At the behest of Washington, a number of countries sharply reduced exports to Russia, cutting off supplies of goods vital to our country. A number of countries have begun to reduce imports from Russia. First of all, the physical volumes of imports. But due to the sharp rise in the prices of energy and some other goods, cost reduction often does not happen.

The survey indicates the countries that have achieved a total decrease in trade with the Russian Federation after February 24 (decrease in monthly trade volumes compared to the average values ​​before February 24, %): USA – 35; Sweden – 76; Great Britain – 79; Germany – 3; South Korea – 17.

At the same time, a significant number of countries increased their trade turnover with Russia after February 24 (%): India – 310; Turkey – 198; Brazil – 106; China – 64. These are countries that are not included in the list of “enemy countries”. But there are also countries from the “unfriendly” group (%): Belgium – 81; Spain – 57; Japan – 13, etc.

The main reason for the increase in trade turnover is the sharp increase in the value of Russian exports, mainly the supply of oil and natural gas. Here is the growth of Russian exports after February 24 for individual countries (%): India – 430; Turkey – 213; China – 98; Netherlands – 74; Germany – 38.

Almost all countries of the “unfriendly” group reduced the supply of goods to Russia after February 24 (%): USA – 84; Great Britain – 71; Germany – 51; Netherlands – 52; Spain – 44; Japan – 42; South Korea – 43, etc. However, there are discounts from some countries that we consider “friendly”. Thus, India reduced supplies to Russia by 19%.

An increase in the supply of goods to Russia after February 24 was observed by two countries (%): China – 24; Turkey – 113.

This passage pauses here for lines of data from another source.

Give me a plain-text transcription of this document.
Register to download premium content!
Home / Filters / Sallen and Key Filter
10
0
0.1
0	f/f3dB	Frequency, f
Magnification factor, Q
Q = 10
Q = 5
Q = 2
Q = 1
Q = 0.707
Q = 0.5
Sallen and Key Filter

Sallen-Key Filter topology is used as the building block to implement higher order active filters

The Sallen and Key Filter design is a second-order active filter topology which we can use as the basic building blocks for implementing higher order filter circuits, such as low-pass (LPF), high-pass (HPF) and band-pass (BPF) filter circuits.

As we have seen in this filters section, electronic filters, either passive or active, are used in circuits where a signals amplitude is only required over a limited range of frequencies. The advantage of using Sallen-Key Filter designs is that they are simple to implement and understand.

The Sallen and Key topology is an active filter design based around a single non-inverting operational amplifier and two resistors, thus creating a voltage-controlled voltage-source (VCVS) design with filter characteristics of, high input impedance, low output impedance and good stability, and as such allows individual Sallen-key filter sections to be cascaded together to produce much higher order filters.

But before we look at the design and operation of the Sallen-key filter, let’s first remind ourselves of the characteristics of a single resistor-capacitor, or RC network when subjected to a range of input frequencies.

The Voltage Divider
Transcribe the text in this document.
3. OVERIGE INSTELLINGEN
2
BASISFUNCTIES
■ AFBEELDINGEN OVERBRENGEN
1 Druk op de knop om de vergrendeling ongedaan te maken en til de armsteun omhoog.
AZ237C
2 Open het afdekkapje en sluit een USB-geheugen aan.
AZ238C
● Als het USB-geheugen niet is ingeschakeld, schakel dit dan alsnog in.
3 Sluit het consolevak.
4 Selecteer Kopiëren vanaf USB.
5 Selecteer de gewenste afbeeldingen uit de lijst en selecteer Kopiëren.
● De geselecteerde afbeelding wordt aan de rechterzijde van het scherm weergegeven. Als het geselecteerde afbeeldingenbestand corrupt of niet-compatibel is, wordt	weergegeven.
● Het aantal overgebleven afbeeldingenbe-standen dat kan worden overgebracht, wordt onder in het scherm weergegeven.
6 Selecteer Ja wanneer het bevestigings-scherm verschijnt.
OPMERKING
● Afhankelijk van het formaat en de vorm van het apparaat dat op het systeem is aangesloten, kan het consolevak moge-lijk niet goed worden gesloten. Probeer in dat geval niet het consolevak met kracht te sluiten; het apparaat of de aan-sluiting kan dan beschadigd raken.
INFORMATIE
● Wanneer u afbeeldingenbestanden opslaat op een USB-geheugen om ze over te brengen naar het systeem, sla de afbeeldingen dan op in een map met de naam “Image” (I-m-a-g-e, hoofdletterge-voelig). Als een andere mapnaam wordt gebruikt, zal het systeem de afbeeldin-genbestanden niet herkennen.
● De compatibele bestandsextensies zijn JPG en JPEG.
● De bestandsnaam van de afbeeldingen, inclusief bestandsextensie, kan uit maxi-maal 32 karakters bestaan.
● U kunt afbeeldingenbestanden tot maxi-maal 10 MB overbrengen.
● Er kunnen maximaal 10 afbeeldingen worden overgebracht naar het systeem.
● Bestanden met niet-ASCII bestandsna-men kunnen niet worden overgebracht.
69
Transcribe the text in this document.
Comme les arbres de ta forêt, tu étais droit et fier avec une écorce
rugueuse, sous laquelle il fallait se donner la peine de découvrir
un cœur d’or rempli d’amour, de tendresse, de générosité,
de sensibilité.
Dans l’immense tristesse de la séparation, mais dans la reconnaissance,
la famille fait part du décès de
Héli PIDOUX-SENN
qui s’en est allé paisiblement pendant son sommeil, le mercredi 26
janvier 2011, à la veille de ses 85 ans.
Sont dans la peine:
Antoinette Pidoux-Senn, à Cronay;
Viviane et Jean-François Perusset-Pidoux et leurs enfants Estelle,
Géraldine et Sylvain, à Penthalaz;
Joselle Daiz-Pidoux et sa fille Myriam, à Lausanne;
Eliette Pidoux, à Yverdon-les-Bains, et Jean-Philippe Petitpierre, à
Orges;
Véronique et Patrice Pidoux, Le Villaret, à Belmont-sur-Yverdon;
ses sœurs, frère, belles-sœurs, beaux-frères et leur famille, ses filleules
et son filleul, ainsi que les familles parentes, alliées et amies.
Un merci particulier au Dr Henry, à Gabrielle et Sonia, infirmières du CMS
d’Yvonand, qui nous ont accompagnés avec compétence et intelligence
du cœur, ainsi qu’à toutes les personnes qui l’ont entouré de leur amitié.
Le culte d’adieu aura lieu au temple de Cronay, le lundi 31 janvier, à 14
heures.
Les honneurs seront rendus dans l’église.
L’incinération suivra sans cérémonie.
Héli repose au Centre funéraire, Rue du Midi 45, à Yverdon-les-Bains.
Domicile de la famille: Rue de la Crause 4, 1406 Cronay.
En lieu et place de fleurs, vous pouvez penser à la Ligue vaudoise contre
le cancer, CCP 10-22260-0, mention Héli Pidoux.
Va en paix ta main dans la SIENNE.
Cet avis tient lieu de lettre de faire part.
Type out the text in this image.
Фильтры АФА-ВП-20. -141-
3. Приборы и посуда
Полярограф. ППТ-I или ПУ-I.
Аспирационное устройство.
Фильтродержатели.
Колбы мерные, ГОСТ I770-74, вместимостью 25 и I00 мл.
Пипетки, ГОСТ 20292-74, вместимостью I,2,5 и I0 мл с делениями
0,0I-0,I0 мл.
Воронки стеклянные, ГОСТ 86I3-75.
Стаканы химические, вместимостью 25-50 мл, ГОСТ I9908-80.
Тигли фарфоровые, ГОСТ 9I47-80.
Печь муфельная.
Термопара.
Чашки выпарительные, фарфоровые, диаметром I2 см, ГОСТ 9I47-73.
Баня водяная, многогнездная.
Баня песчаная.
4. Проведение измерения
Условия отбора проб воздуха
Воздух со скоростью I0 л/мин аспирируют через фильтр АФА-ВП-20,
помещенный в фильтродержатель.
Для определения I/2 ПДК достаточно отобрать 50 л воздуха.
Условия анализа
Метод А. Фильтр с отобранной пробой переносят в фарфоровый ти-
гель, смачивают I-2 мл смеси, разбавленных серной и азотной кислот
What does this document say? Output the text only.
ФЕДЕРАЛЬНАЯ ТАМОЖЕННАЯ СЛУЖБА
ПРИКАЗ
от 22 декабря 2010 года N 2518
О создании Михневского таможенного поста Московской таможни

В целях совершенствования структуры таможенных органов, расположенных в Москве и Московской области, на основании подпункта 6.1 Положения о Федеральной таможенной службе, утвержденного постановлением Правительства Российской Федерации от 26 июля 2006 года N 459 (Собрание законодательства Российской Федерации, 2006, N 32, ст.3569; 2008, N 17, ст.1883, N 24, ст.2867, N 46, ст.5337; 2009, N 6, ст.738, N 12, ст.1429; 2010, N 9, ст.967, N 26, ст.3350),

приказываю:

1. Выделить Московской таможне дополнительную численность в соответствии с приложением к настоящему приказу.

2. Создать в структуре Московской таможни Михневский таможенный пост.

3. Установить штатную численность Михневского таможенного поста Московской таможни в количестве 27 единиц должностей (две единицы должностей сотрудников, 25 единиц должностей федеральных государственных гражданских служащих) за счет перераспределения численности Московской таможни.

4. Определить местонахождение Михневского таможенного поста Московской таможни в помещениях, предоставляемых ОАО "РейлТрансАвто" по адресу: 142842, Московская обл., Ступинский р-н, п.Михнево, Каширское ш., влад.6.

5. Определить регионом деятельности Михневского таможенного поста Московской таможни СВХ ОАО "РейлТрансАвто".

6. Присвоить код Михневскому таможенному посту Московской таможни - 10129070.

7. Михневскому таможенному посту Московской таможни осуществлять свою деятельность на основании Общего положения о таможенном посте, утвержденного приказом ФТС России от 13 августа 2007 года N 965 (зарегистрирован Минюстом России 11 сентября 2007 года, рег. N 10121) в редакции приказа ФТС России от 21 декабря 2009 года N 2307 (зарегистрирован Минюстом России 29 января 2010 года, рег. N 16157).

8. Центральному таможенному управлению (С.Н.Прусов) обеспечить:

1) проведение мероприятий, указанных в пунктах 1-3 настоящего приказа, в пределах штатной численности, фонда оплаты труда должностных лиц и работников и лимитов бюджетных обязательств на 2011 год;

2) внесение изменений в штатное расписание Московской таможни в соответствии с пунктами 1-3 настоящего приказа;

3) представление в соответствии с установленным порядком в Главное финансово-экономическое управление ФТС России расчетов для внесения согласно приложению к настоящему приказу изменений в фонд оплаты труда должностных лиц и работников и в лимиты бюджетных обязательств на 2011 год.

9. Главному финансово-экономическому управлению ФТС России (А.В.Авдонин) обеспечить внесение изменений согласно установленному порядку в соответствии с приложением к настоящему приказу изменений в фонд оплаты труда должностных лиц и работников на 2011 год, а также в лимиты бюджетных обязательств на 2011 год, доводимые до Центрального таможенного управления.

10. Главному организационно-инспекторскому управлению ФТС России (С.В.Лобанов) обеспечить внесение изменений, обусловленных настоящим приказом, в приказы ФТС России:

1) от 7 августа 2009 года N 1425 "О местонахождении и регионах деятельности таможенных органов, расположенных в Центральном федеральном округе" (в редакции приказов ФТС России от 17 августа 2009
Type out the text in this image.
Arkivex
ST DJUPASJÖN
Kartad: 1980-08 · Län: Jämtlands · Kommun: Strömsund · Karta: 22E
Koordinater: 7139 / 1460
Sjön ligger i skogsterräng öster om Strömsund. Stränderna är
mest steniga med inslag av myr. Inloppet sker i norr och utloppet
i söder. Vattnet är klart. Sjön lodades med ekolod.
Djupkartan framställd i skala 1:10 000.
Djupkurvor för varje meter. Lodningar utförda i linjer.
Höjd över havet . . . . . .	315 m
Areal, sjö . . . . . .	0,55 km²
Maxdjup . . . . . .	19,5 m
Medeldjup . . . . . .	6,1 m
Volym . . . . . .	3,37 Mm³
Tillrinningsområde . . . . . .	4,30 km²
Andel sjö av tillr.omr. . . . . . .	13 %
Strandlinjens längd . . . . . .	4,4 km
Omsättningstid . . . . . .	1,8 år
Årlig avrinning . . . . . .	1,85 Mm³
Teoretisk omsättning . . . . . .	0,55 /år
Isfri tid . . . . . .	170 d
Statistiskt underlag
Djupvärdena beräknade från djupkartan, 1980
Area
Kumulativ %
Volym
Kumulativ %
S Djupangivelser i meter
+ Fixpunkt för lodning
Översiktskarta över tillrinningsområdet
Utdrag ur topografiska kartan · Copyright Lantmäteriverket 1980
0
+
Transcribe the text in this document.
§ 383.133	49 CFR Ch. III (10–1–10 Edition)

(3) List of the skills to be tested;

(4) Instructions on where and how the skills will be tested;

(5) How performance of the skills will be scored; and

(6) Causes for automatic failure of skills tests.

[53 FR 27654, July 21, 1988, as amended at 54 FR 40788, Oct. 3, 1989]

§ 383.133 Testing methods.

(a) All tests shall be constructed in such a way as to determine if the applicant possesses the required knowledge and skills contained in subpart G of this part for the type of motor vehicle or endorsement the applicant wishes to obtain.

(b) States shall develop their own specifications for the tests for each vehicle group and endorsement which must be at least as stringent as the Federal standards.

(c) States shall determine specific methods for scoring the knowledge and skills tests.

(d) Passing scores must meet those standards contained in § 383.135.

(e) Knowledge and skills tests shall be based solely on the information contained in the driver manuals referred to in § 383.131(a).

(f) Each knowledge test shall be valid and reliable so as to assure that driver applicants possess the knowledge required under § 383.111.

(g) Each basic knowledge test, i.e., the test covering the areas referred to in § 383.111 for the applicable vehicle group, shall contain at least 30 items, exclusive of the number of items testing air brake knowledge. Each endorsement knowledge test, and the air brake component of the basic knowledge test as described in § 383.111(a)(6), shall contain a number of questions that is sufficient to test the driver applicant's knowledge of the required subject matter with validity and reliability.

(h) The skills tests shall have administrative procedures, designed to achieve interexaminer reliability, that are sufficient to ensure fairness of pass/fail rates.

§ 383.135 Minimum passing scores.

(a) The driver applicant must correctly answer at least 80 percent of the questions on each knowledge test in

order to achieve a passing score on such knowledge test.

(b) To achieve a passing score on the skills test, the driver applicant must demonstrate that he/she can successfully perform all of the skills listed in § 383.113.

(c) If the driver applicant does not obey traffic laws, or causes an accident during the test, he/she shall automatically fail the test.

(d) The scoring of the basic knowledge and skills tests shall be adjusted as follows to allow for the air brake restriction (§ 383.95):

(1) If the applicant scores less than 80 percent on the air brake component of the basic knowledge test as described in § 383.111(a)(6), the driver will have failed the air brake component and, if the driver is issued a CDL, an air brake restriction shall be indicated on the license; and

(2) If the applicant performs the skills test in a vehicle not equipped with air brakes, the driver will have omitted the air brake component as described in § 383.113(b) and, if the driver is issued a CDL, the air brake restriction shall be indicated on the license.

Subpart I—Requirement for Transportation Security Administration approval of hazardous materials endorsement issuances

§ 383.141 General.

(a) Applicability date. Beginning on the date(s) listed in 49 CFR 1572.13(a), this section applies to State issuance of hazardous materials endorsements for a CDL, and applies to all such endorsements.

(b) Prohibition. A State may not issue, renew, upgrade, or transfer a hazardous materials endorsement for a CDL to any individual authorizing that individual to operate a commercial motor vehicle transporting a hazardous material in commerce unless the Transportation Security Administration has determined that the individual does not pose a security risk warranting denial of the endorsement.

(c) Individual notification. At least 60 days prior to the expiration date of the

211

In general, after February 24, the traditional gap between Russian exports and imports widened even more. Here I will refer to the data of the Bank of Russia. So, according to the results of the first quarter, exports of the Russian Federation amounted to 168.1 billion dollars, and imports – 88.8 billion, and according to the results of the second quarter, the figures were 162.2 billion and 71.9 billion dollars, respectively. For the third quarter, respectively, 159.6 billion and 84.6 billion dollars

The excess of exports over imports according to the results of the three quarters is almost double. The figures above show that the country’s net foreign exchange earnings (export earnings minus import costs) for the period from January to September of this year inclusive amounted to $238.0 billion. For comparison: this figure for the three quarters of m .g. year is equal to $107.9 billion. If the trend continues, the Russian foreign trade surplus may exceed the bar of $300 billion.

The authors of an American study on Russia’s foreign trade believe that the huge amounts of surplus foreign exchange from exports are a powerful source of financing for Russia’s military activities in Ukraine. But it’s not like that. The lion’s share of foreign exchange earnings do not work for Russia.

Part of the proceeds accumulate in the Russian financial and banking system and lie there, remaining under the sword of Damocles of new “freezes” that will eventually end in confiscation. Another (and, apparently, a large) part of the foreign exchange proceeds is outside Russia and is placed in the financial and banking systems of other countries, mostly “hostile”. Therefore, they are working against Russia.

Another confirmation of financial starvation in the country is the draft federal budget of the Russian Federation for 2023. It is very limited in spending on many items, even for some military expenses. And the entire budget was reduced to a deficit of 2% of the country’s GDP.

Returning to the study of The New York Times, I note that its authors expect the “currency holiday” that Russia is experiencing in 2022 to end next year. I agree with this prediction.